The book of 1 John also seems to have this threefold witness: the fulfillment of OT prophecy “it is the last hour,” eyewitness testimony “we have seen,” and the Spirit’s self-evident testimony “you have been anointed by the Holy One.”
Or how blessed (anointed?) will be those who have not seen and yet have believed.
Don’t have a huge amount of time to unpack this right now. However, I think that the biggest issue with Lewis’ trichotomy is that it was built for a different era. Most sceptics I’ve spoken to start with the assumption that Jesus is a legend. And so, in my opinion, trichotomy defences leave sceptics behind before they’ve even left the gate.
I would guess that you probably think other religious texts (e.g. Book of Mormon) from religions you don’t belong to are mythical or made up. It may be good practice to ask if the same argument would convince you to believe what is in those texts.
This skeptic would be a bit more charitable and say that the Gospels can’t be verified. I would say that you first have to establish the truth of the Gospels before we can ask questions about the characteristics of the people in the Gospels.
I don’t see how the arguments would work in other religions… I don’t mean to be trivial. For me, the testimony of the Spirit was the conviction of my sin. And other religions don’t adequately account for that the way Jesus did. And then there’s the OT prophecies and historical evidence to back it up.
The trilemma doesn’t have “prophet” as one of the options, though. It is meant to be “Lord”, i.e. God. So I guess this wouldn’t apply to Muhammad who never claimed he was God…??
It’s still evidence, but not very good from where I’m standing. If it’s a good friend who I trust, then I would give it more than a passing consideration.

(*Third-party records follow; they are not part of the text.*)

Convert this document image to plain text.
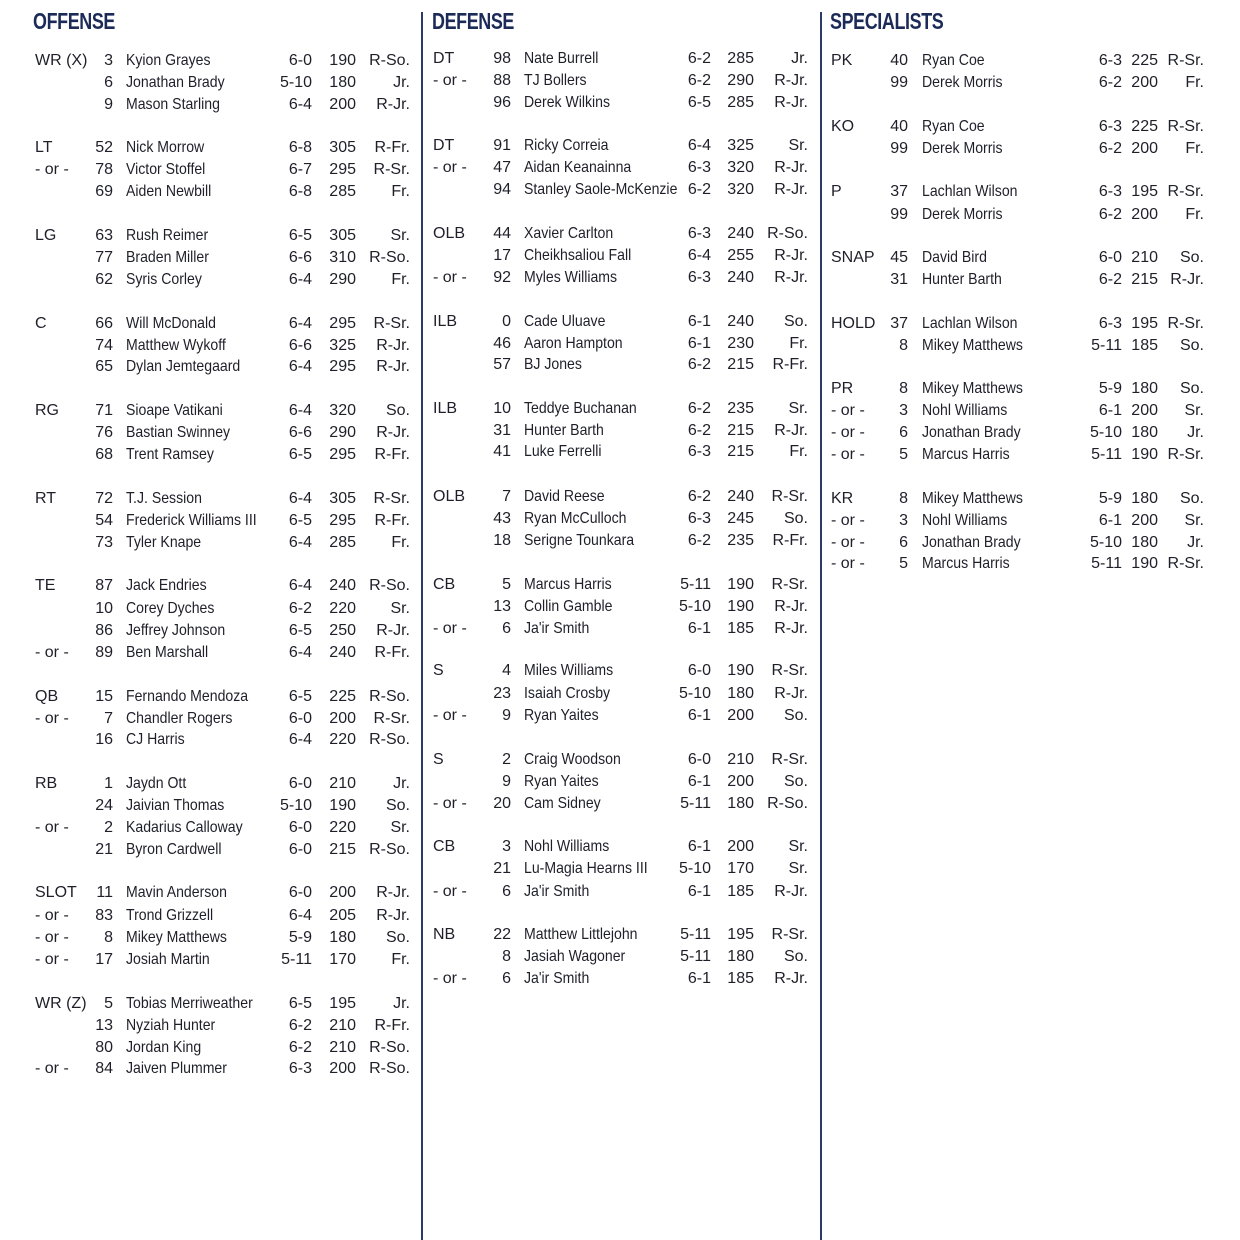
OFFENSE
WR (X)	3 Kyion Grayes	6-0	190 R-So.
6 Jonathan Brady	5-10	180	Jr.
9 Mason Starling	6-4	200	R-Jr.
LT	52 Nick Morrow	6-8	305	R-Fr.
- or -	78 Victor Stoffel	6-7	295	R-Sr.
69 Aiden Newbill	6-8	285	Fr.
LG	63 Rush Reimer	6-5	305	Sr.
77 Braden Miller	6-6	310 R-So.
62 Syris Corley	6-4	290	Fr.
C	66 Will McDonald	6-4	295	R-Sr.
74 Matthew Wykoff	6-6	325	R-Jr.
65 Dylan Jemtegaard	6-4	295	R-Jr.
RG	71 Sioape Vatikani	6-4	320	So.
76 Bastian Swinney	6-6	290	R-Jr.
68 Trent Ramsey	6-5	295	R-Fr.
RT	72 T.J. Session	6-4	305	R-Sr.
54 Frederick Williams III	6-5	295	R-Fr.
73 Tyler Knape	6-4	285	Fr.
TE	87 Jack Endries	6-4	240 R-So.
10 Corey Dyches	6-2	220	Sr.
86 Jeffrey Johnson	6-5	250	R-Jr.
- or -	89 Ben Marshall	6-4	240	R-Fr.
QB	15 Fernando Mendoza	6-5	225 R-So.
- or -	7 Chandler Rogers	6-0	200	R-Sr.
16 CJ Harris	6-4	220 R-So.
RB	1 Jaydn Ott	6-0	210	Jr.
24 Jaivian Thomas	5-10	190	So.
- or -	2 Kadarius Calloway	6-0	220	Sr.
21 Byron Cardwell	6-0	215 R-So.
SLOT	11 Mavin Anderson	6-0	200	R-Jr.
- or -	83 Trond Grizzell	6-4	205	R-Jr.
- or -	8 Mikey Matthews	5-9	180	So.
- or -	17 Josiah Martin	5-11	170	Fr.
WR (Z)	5 Tobias Merriweather	6-5	195	Jr.
13 Nyziah Hunter	6-2	210	R-Fr.
80 Jordan King	6-2	210 R-So.
- or -	84 Jaiven Plummer	6-3	200 R-So.
DEFENSE
DT	98 Nate Burrell	6-2	285	Jr.
- or -	88 TJ Bollers	6-2	290	R-Jr.
96 Derek Wilkins	6-5	285	R-Jr.
DT	91 Ricky Correia	6-4	325	Sr.
- or -	47 Aidan Keanainna	6-3	320	R-Jr.
94 Stanley Saole-McKenzie 6-2	320	R-Jr.
OLB	44 Xavier Carlton	6-3	240 R-So.
17 Cheikhsaliou Fall	6-4	255	R-Jr.
- or -	92 Myles Williams	6-3	240	R-Jr.
ILB	0 Cade Uluave	6-1	240	So.
46 Aaron Hampton	6-1	230	Fr.
57 BJ Jones	6-2	215	R-Fr.
ILB	10 Teddye Buchanan	6-2	235	Sr.
31 Hunter Barth	6-2	215	R-Jr.
41 Luke Ferrelli	6-3	215	Fr.
OLB	7 David Reese	6-2	240	R-Sr.
43 Ryan McCulloch	6-3	245	So.
18 Serigne Tounkara	6-2	235	R-Fr.
CB	5 Marcus Harris	5-11	190	R-Sr.
13 Collin Gamble	5-10	190	R-Jr.
- or -	6 Ja'ir Smith	6-1	185	R-Jr.
S	4 Miles Williams	6-0	190	R-Sr.
23 Isaiah Crosby	5-10	180	R-Jr.
- or -	9 Ryan Yaites	6-1	200	So.
S	2 Craig Woodson	6-0	210	R-Sr.
9 Ryan Yaites	6-1	200	So.
- or -	20 Cam Sidney	5-11	180 R-So.
CB	3 Nohl Williams	6-1	200	Sr.
21 Lu-Magia Hearns III	5-10	170	Sr.
- or -	6 Ja'ir Smith	6-1	185	R-Jr.
NB	22 Matthew Littlejohn	5-11	195	R-Sr.
8 Jasiah Wagoner	5-11	180	So.
- or -	6 Ja'ir Smith	6-1	185	R-Jr.
SPECIALISTS
PK	40 Ryan Coe	6-3 225 R-Sr.
99 Derek Morris	6-2 200	Fr.
KO	40 Ryan Coe	6-3 225 R-Sr.
99 Derek Morris	6-2 200	Fr.
P	37 Lachlan Wilson	6-3 195 R-Sr.
99 Derek Morris	6-2 200	Fr.
SNAP 45 David Bird	6-0 210	So.
31 Hunter Barth	6-2 215 R-Jr.
HOLD 37 Lachlan Wilson	6-3 195 R-Sr.
8 Mikey Matthews	5-11 185	So.
PR	8 Mikey Matthews	5-9 180	So.
- or -	3 Nohl Williams	6-1 200	Sr.
- or -	6 Jonathan Brady	5-10 180	Jr.
- or -	5 Marcus Harris	5-11 190 R-Sr.
KR	8 Mikey Matthews	5-9 180	So.
- or -	3 Nohl Williams	6-1 200	Sr.
- or -	6 Jonathan Brady	5-10 180	Jr.
- or -	5 Marcus Harris	5-11 190 R-Sr.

That’s been my understanding too. It doesn’t take a total Jesus mythicist (one who questions whether Jesus even ever existed) to have a problem with this. [I doubt most unbelieving skeptics are so extreme as to be that sort.] No - all it takes is someone who is a skeptic about the text giving us accurate and complete recordings of what Jesus actually taught and said. Lewis’ trilemma glosses right past that difficulty, ignoring it, before one can even get to the trilemma as stated. It is a reasonable objection for those who want all evidential considerations to be weighed.